— Слушайте, — подключился Саша, тоже получивший качественное образование, — ну не стоит такое внимание уделять Нобелевке по литературе. Всем же известно, до чего эта премия предвзята. Они выдают премии под давлением правительств разных стран, по политическим и географическим мотивам. Бо̀льшая часть получивших — авторы из Скандинавы или ближайших стран Европы. Как только начинают всплывать возмущения, дескать, беспристрастью тут и не пахнет, они сразу дают кому-то другому. Например, нигерийцу в восемьдесят шестом или автору из Египта в восемьдесят восьмом. Так же было и с появлением СССР. Сначала они упорно давали эмигрантам — Бунину, Пастернаку.

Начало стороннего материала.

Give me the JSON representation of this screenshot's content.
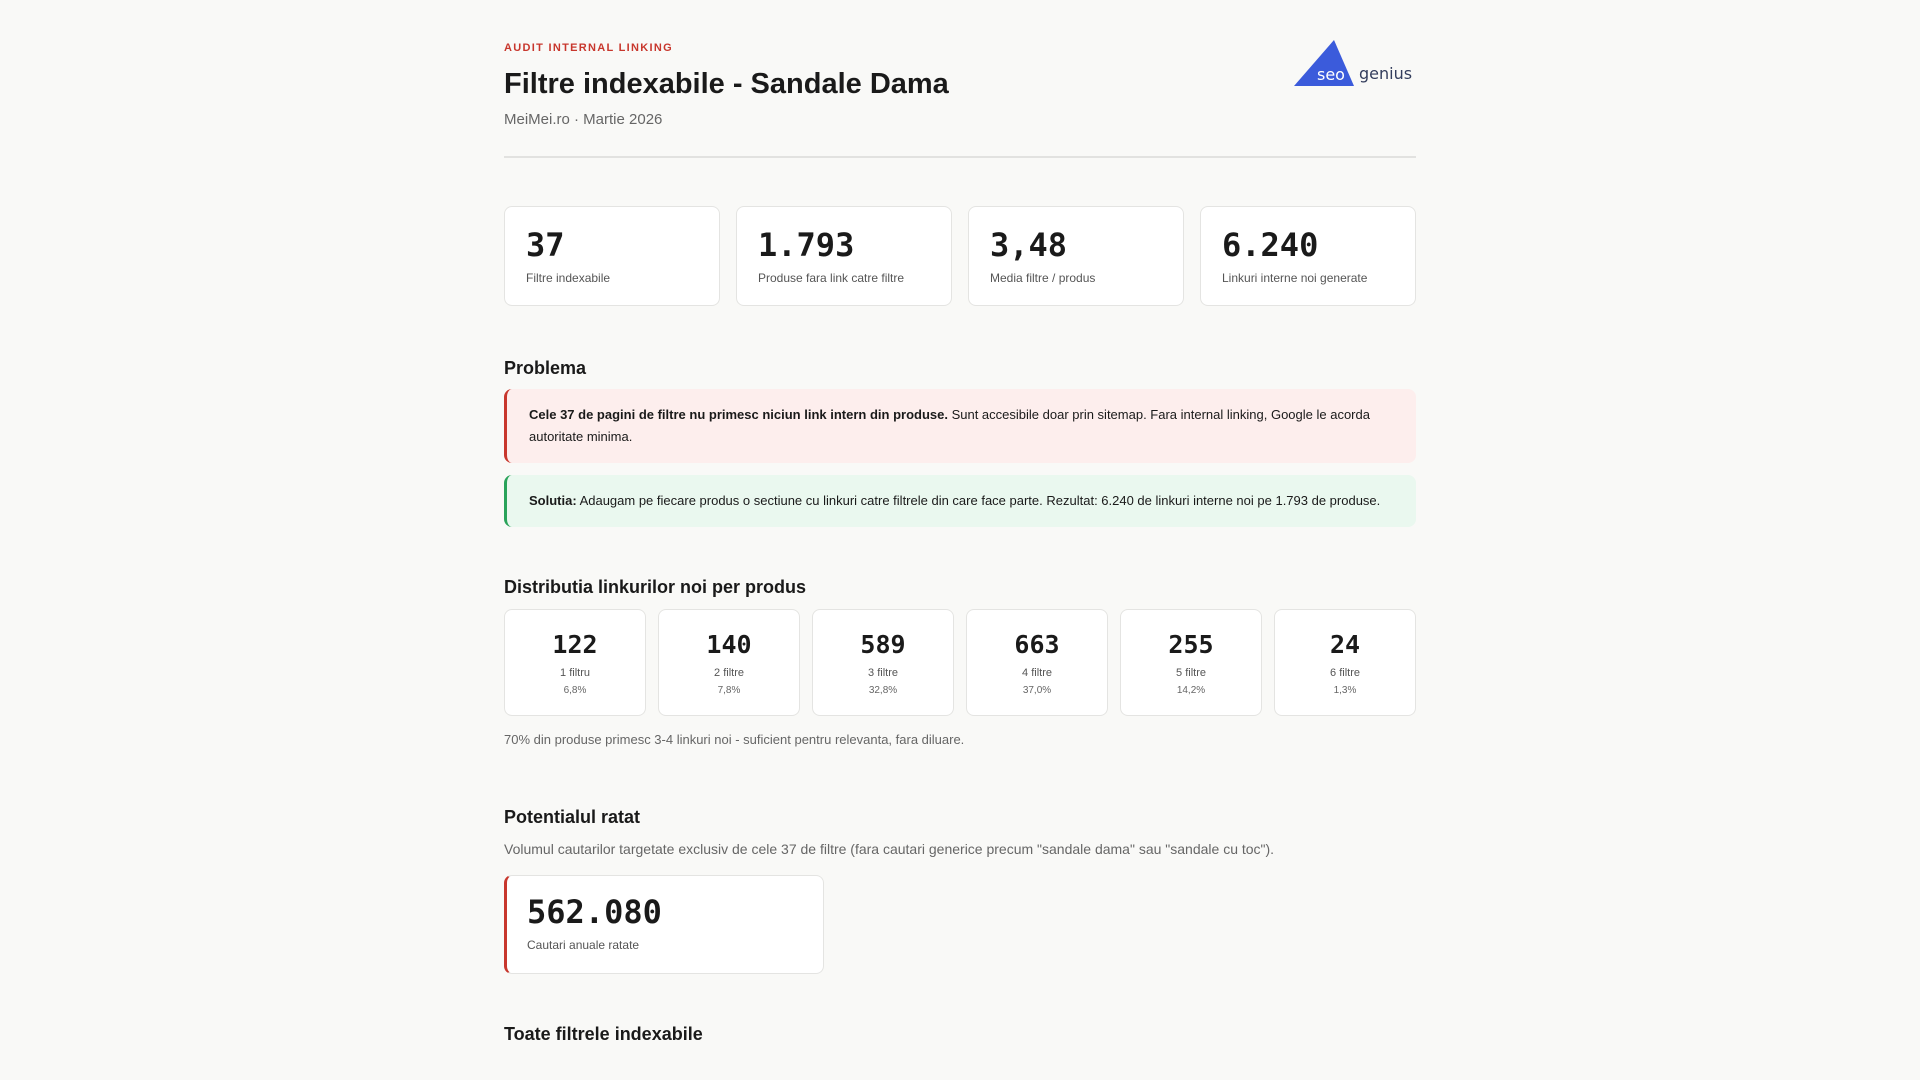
{
  "header": {
    "eyebrow": "AUDIT INTERNAL LINKING",
    "title": "Filtre indexabile - Sandale Dama",
    "subtitle": "MeiMei.ro · Martie 2026",
    "logo_text": "seo genius",
    "logo_color": "#3b5bdb"
  },
  "stats": [
    {
      "value": "37",
      "label": "Filtre indexabile"
    },
    {
      "value": "1.793",
      "label": "Produse fara link catre filtre"
    },
    {
      "value": "3,48",
      "label": "Media filtre / produs"
    },
    {
      "value": "6.240",
      "label": "Linkuri interne noi generate"
    }
  ],
  "problem": {
    "heading": "Problema",
    "red_bold": "Cele 37 de pagini de filtre nu primesc niciun link intern din produse.",
    "red_text": " Sunt accesibile doar prin sitemap. Fara internal linking, Google le acorda autoritate minima.",
    "green_bold": "Solutia:",
    "green_text": " Adaugam pe fiecare produs o sectiune cu linkuri catre filtrele din care face parte. Rezultat: 6.240 de linkuri interne noi pe 1.793 de produse."
  },
  "distribution": {
    "heading": "Distributia linkurilor noi per produs",
    "items": [
      {
        "value": "122",
        "label": "1 filtru",
        "pct": "6,8%"
      },
      {
        "value": "140",
        "label": "2 filtre",
        "pct": "7,8%"
      },
      {
        "value": "589",
        "label": "3 filtre",
        "pct": "32,8%"
      },
      {
        "value": "663",
        "label": "4 filtre",
        "pct": "37,0%"
      },
      {
        "value": "255",
        "label": "5 filtre",
        "pct": "14,2%"
      },
      {
        "value": "24",
        "label": "6 filtre",
        "pct": "1,3%"
      }
    ],
    "note": "70% din produse primesc 3-4 linkuri noi - suficient pentru relevanta, fara diluare."
  },
  "potential": {
    "heading": "Potentialul ratat",
    "desc": "Volumul cautarilor targetate exclusiv de cele 37 de filtre (fara cautari generice precum \"sandale dama\" sau \"sandale cu toc\").",
    "value": "562.080",
    "label": "Cautari anuale ratate"
  },
  "all_filters": {
    "heading": "Toate filtrele indexabile"
  }
}
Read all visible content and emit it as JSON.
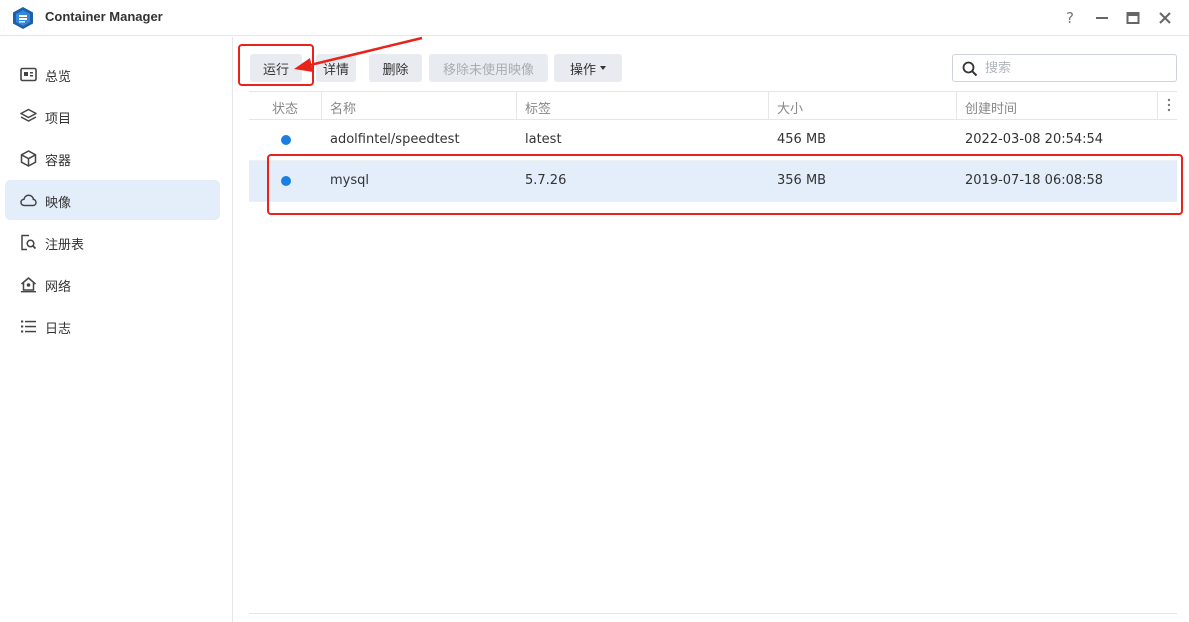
{
  "window": {
    "title": "Container Manager",
    "buttons": [
      "?",
      "minimize",
      "maximize",
      "close"
    ]
  },
  "sidebar": {
    "items": [
      {
        "label": "总览",
        "icon": "overview-icon",
        "active": false
      },
      {
        "label": "项目",
        "icon": "layers-icon",
        "active": false
      },
      {
        "label": "容器",
        "icon": "cube-icon",
        "active": false
      },
      {
        "label": "映像",
        "icon": "cloud-icon",
        "active": true
      },
      {
        "label": "注册表",
        "icon": "registry-search-icon",
        "active": false
      },
      {
        "label": "网络",
        "icon": "network-home-icon",
        "active": false
      },
      {
        "label": "日志",
        "icon": "list-icon",
        "active": false
      }
    ]
  },
  "toolbar": {
    "run_label": "运行",
    "details_label": "详情",
    "delete_label": "删除",
    "remove_unused_label": "移除未使用映像",
    "actions_label": "操作"
  },
  "search": {
    "placeholder": "搜索"
  },
  "table": {
    "headers": {
      "status": "状态",
      "name": "名称",
      "tag": "标签",
      "size": "大小",
      "created": "创建时间"
    },
    "rows": [
      {
        "name": "adolfintel/speedtest",
        "tag": "latest",
        "size": "456 MB",
        "created": "2022-03-08 20:54:54",
        "selected": false
      },
      {
        "name": "mysql",
        "tag": "5.7.26",
        "size": "356 MB",
        "created": "2019-07-18 06:08:58",
        "selected": true
      }
    ]
  },
  "colors": {
    "accent": "#1b7ee3",
    "selected_bg": "#e3eefa",
    "annotation": "#e8231c"
  }
}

— Ой, вот здесь тоже могу повозмущаться! — согласился Борис.
— Так а что возмущаться, если оценивалась не литературная составляющая, не вклад в культуру, а сам факт изгнания? Но после возмущений — Сартр даже отказался принимать премию из-за предвзятости комитета! — сразу дали Шолохову. Советский до мозга костей человек.

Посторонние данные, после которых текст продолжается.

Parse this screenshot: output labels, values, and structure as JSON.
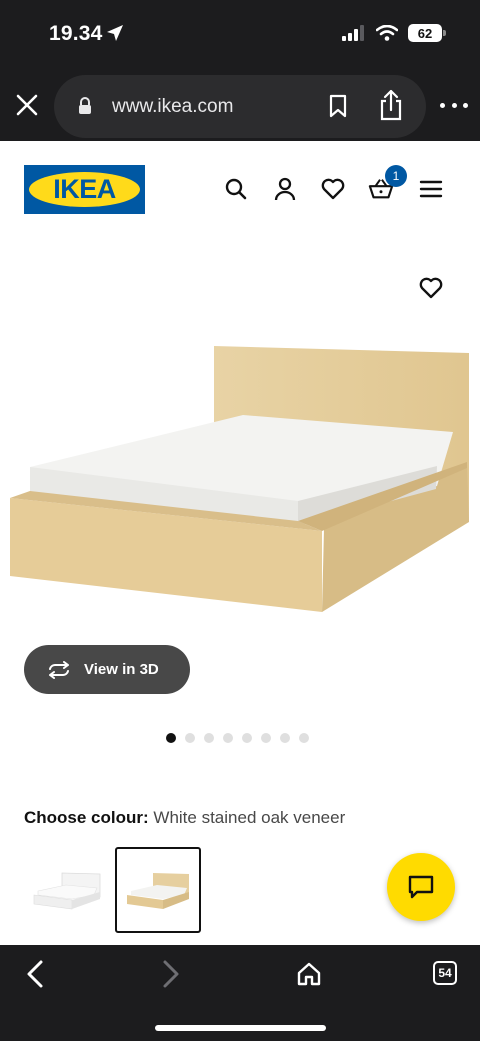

— Да, молодой человек, да! — Борис распалялся все больше, кивал как китайский болванчик, и подливал себе еще пунша. Создавалось ощущение, что он наконец-то нашел себе идеальных собеседников. Почему таковыми оказались мы с Александром — ума не приложу. Он-то ладно, с журфаком за плечами, а я что? Экономист. Какое же у него окружение, коли больше поговорить не с кем?
— А что вы скажете о Маркесе, уважаемый? — с искренним любопытством обратился Борис к Сашке. Ко мне он уже потерял интерес. Да, права была Жанна, не стоило поддерживать литературные темы, видно, что для учителя это болезненно. — Тоже Нобелевский лауреат.
— Я не читал, — с явственно читаемым на лице стыдом признался Александр. — Но на журфаке мы проходили. Ему дали премию за подтекст. Угнетение капиталистическими странами слабых, более отсталых в развитии стран. Он же латиноамериканец.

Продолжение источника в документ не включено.